A Dubuque doctor running as the Libertarian candidate for U.S. Senate died in Monday’s plane crash in the Key West area.
Dr. Doug Butzier, an emergency medicine physician at Mercy Medical Center-Dubuque, was piloting the single-engine Piper PA-46 from Ankeny, Iowa, to Dubuque Regional Airport, according to family spokesman Dr. Tom Schreiber.
Butzier, 59, had been an emergency medicine physician in Dubuque for 17 years.
“Doug touched many lives and will be greatly missed. He was a great guy,” said Schreiber, a family medicine doctor at Medical Associates Clinic.
Schreiber and Butzier had been in each other’s weddings.
“He was one of my best friends,” Schreiber said.
Butzier married Ann Sawvel Chapman in 2010. He is survived by her, as well as two sons and three stepchildren.
The Butzier family requested privacy after Schreiber briefly spoke to media members at the crash scene Tuesday morning.
In addition to his role as a physician at the hospital, Butzier was serving as president of Mercy’s medical staff and served on the hospital’s board of trustees at the time of his death.
“Dr. Butzier was one of the pillars of the emergency department for the past 17 years,” said Mercy President and CEO Russell Knight in a statement. “His influence was felt throughout the hospital, as he led one of our key quality-improvement teams with skill, knowledge and enthusiasm, helping to produce the outstanding results Mercy has become known for. He was a leader among his peers, and we will all miss his strong, intelligent, thoughtful presence, and we express our collective condolences to Doug’s family, friends, and colleagues.”
Butzier was born in Mount Pleasant and grew up in Cedar Falls, Iowa. A graduate of Northern University High School (Price Lab) in 1973, Butzier moved on to University of Iowa, where he obtained a general science degree in 1980 and a medical degree in 1984. He obtained an MBA from Iowa in 2007. After an internship in Spokane, Wash., and residency in Tucson, Ariz., Butzier practiced emergency medicine in the Twin Cities and Tucson before coming to Dubuque. He served as a physician in the U.S. Army reserves for eight years.
Butzier served as the medical director for the Dubuque and Asbury fire departments.
“We adored him,” said Wayne Dow, city EMS supervisor with the Dubuque Fire Department. “He was a former paramedic who put himself through medical school, and he brought that earthiness to his role. He appreciated what we did, and he never forgot where he came from.”
Dubuque City Council Member Ric Jones, a former city EMS supervisor, first met Butzier 17 years ago.
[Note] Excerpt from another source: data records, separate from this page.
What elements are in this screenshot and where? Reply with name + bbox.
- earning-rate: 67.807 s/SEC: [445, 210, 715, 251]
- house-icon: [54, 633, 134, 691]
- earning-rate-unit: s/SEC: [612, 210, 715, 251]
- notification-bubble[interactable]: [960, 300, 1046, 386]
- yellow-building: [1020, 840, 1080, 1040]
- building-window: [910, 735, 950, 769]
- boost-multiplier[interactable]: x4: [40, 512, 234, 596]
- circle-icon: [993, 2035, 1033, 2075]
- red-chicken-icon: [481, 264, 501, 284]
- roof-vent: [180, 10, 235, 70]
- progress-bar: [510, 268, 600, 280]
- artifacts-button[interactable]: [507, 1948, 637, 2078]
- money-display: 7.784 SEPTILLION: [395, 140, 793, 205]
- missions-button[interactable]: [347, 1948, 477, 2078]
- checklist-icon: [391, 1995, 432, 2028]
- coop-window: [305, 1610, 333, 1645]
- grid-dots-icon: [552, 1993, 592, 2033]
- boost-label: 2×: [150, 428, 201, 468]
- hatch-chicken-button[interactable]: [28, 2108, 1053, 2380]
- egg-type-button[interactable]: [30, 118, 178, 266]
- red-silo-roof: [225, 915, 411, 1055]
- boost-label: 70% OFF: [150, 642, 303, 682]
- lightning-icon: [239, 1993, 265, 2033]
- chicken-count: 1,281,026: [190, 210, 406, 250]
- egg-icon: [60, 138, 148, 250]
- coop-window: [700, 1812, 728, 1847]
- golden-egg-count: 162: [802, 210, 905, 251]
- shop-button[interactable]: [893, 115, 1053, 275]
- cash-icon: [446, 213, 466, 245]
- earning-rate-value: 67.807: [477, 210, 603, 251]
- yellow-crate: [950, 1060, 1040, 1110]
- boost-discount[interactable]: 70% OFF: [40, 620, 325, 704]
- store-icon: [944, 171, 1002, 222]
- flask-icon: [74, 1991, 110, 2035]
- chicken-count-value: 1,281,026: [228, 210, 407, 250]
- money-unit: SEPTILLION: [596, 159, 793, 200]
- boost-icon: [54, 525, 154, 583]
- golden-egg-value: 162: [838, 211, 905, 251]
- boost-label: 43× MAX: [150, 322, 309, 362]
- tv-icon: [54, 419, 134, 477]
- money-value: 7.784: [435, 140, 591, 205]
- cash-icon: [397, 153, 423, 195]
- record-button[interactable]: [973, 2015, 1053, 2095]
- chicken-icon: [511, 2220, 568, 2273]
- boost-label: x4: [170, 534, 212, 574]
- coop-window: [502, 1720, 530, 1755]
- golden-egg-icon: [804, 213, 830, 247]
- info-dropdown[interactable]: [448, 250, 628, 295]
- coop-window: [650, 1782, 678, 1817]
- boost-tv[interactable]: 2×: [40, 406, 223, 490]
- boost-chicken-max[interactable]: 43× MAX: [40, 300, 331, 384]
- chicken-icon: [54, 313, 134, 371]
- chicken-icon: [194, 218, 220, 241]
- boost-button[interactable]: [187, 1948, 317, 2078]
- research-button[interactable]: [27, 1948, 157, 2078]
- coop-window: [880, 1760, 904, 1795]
“He was a real likable fellow and an excellent doctor,” Jones said.
Jones admired Butzier’s ability to lead the city’s paramedic efforts with neutrality, despite being an emergency room doctor at one of Dubuque’s two competing hospitals.
“When the hospitals would scrimmage over what patients should go where, he would always look out for the patient’s best interests,” Jones said.
Butzier was the chairman of the Iowa Emergency Medical Services Advisory Council and had served on the council since 2006.
“A lot of people are going to miss him for what he did for promotion of EMS in Dubuque County,” said Asbury Fire Chief Dave Grass.
Outside of his medical roles, Butzier had coached and officiated youth soccer in AYSO and at the club level in Dubuque.
“It was something passionate to his kids, and that passion spilled over to him,” said Jason Berna, administrator of Dubuque Soccer Club and assistant athletic director and head women’s soccer coach at University of Dubuque.
Berna knew Butzier for about 10 years.
“Two years ago, he was seriously researching bringing an indoor athletics complex to the Dubuqueland area — it was his dream project,” Berna said.
Butzier entered politics this fall. He told TH Media that his strong belief in the need for smaller government and the principles of the Libertarian Party led him to become a candidate for U.S. Senate.
As the Libertarian candidate in the highly contentious race featuring Democratic Rep. Bruce Braley and Republican Joni Ernst, Butzier acknowledged it was “nearly impossible” to get his message out amid all the campaign rhetoric of the major party candidates. Braley and Ernst both issued statements of condolences today.
But being on the campaign trail also allowed Butzier to reconnect with an old acquaintance. Robert Miller, of West Des Moines, said today that he and Butzier were friends in the early 1970s and worked together at a national park in Colorado. The men drifted apart over the years, until Miller saw a campaign sign of Butzier’s about two weeks ago.
It prompted Miller to call up Butzier, and the men talked about old times, Miller recounted Tuesday.
It also prompted Miller to invite Butzier down to his home in West Des Moines on Monday night for a small campaign event.
Butzier was flying back from that event when he crashed, a tearful Miller said today.
“I’m glad I got to see him, but ....,” Miller said, his voice trailing off.